Deux Johannes pour une formidable invention

Chanson du début du 15ème siècle par l'ensemble Asteria

Deux Johannes pour une formidable invention

             Le 15ème siècle s’annonce comme le siècle de la rupture entre le moyen-âge et la Renaissance à venir où les inventions dans tous les domaines vont révolutionner la vie quotidienne.  C’est l’époque où les villes libres d’Alsace sont de grands centres intellectuels. 
             En 1388, Strasbourg a construit le 1er pont sur le Rhin qui facilite les échanges avec le pays de Bade. Le port de Strasbourg devient une plaque tournante du commerce alsacien (vin, blé, draps...) et européen (laine anglaise, tissus et épices italiens...). Les bourgeois issus des corporations sont riches et la ville se développe à un rythme effréné.
             Une formidable invention va révolutionner à tout jamais la diffusion des idées et du savoir : l’imprimerie.

 

Pont sur le Rhin - gravure de Jacob Heyden

Pont sur le Rhin - gravure de Jacob Heyden

             En 1410, Elisabeth de Matzenheim, épouse du bourgeois Mentelin de Sélestat, donne naissance à un petit Johannes. Après une bonne éducation, celui-ci devient enlumineur càd qu’il illustre les manuscrits des moines de dessins et décors peints à la main. D’abord employé dans sa ville natale, il est si doué que l’évêque de Strasbourg, Robert de Bavière, le débauche en 1440. Il devient notaire épiscopal. Pendant 18 ans il exerce plusieurs métiers comme scribe, enlumineur, notaire, imprimeur et éditeur au service de l'évêché. 

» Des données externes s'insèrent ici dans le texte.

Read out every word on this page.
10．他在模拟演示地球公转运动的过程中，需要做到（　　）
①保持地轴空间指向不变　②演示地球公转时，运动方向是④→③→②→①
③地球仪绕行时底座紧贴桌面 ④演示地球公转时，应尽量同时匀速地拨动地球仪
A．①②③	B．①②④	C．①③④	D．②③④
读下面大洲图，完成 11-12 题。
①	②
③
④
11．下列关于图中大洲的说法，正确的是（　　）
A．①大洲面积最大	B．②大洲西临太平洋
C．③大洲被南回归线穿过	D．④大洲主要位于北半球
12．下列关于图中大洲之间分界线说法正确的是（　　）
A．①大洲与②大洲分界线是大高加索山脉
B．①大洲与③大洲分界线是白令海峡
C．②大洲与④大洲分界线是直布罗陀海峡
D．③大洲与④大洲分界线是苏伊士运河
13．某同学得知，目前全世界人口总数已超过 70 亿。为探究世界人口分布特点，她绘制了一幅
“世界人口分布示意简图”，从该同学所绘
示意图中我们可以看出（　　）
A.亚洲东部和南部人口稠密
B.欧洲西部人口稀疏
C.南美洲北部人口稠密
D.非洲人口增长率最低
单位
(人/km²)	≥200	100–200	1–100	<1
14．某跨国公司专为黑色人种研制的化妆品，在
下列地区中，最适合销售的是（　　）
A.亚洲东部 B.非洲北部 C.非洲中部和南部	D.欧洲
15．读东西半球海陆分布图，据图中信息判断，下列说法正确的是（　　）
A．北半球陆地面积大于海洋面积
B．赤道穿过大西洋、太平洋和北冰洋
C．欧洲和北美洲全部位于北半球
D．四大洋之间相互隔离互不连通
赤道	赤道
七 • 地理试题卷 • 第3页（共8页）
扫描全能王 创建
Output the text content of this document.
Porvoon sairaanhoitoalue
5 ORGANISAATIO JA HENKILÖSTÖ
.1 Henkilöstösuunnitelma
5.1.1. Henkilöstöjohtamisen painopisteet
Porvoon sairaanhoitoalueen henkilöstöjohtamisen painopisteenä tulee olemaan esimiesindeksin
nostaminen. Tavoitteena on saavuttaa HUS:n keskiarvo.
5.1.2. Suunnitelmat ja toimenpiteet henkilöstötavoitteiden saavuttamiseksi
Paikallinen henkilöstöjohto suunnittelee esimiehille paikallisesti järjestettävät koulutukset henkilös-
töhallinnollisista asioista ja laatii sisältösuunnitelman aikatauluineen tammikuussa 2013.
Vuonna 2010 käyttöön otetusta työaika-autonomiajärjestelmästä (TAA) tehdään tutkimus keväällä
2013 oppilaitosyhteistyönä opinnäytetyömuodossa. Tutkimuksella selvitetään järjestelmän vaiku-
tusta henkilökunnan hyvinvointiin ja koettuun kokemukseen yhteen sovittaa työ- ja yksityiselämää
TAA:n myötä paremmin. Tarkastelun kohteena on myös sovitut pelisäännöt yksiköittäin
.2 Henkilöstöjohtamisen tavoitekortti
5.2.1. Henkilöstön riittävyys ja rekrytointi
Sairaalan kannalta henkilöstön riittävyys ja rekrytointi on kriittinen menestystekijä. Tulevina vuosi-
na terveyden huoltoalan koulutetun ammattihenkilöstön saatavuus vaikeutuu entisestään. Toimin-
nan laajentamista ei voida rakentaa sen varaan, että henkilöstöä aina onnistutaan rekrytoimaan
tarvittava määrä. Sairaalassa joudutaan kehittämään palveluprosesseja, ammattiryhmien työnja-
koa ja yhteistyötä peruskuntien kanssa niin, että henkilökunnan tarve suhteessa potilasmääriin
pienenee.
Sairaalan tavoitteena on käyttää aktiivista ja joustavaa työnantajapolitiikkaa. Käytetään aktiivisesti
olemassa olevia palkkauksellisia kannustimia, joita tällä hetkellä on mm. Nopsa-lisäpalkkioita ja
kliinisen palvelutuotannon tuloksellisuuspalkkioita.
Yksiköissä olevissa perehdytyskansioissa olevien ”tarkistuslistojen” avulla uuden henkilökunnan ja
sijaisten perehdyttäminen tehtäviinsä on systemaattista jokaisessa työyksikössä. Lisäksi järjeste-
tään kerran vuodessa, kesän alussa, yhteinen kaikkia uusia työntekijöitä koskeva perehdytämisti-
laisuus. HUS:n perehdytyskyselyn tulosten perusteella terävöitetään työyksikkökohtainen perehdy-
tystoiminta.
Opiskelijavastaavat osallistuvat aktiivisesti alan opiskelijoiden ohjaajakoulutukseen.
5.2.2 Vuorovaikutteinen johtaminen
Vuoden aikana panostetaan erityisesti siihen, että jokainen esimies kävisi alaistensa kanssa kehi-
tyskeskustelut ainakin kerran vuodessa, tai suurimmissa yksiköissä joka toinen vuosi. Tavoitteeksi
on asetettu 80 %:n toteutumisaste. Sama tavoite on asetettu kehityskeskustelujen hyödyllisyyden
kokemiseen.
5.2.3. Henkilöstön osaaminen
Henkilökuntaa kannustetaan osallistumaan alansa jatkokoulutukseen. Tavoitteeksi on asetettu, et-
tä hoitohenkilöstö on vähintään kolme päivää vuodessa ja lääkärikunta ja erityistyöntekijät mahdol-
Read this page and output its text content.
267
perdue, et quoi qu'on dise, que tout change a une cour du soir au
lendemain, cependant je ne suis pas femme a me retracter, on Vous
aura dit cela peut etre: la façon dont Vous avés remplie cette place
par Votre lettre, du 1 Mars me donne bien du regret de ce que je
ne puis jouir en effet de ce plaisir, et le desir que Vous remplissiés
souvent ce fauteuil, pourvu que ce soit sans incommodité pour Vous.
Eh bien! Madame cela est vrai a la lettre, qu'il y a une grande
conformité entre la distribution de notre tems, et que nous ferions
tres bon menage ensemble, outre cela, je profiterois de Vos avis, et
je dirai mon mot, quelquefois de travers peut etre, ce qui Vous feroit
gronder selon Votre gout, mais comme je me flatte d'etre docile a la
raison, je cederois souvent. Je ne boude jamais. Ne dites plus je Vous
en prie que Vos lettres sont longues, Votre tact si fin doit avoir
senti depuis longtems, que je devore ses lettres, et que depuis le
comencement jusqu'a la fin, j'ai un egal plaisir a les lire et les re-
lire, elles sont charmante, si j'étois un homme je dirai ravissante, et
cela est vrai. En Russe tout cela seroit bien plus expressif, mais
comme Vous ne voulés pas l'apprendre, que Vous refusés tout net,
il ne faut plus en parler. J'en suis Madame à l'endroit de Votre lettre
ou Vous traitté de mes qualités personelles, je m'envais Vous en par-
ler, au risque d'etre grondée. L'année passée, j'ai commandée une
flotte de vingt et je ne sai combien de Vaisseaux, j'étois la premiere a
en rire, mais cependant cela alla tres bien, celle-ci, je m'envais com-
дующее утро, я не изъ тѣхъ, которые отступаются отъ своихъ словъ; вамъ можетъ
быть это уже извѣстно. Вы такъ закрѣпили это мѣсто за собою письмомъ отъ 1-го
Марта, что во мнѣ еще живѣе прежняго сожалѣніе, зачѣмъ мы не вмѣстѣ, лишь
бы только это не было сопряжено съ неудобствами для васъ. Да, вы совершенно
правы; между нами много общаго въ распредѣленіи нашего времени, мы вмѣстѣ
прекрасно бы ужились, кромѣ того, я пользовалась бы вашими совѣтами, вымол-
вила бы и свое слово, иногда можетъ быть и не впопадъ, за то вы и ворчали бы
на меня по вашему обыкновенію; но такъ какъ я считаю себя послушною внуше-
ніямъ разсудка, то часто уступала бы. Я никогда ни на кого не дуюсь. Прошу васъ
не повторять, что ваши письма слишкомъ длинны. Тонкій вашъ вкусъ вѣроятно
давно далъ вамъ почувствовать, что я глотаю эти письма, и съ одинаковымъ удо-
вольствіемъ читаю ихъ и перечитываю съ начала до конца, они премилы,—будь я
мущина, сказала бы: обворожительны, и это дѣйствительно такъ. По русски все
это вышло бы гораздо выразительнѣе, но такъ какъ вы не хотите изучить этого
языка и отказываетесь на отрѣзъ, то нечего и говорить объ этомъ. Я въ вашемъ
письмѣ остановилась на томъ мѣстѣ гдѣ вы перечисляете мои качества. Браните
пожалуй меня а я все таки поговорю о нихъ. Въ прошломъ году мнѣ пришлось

Johannes Mentelin par Kuebler

Johannes Mentelin par Kuebler

             En 1424, un certain Johannes Gensfleich (24 ans), originaire de Mayence, s’installe à Strasbourg sous le nom de Gutenberg pour fuir une révolte communale. Il déclare une fortune de 1000 florins (un florin pèse 3,5 grammes d’or et vaut l’équivalent de 100 euros). Il crée une société avec deux alsaciens, Andréas Dritzehn et Andréas Heilmann, et va fabriquer des      « miroirs » en métal destinés aux milliers de pèlerins qui se rendent tous les sept ans à Aix-la-chapelle pour voir les reliques du Christ (l’époque est aux expériences chimiques ; on fait des mélanges avec le plomb, l’étain, le fer, le mercure, ou le bismuth). 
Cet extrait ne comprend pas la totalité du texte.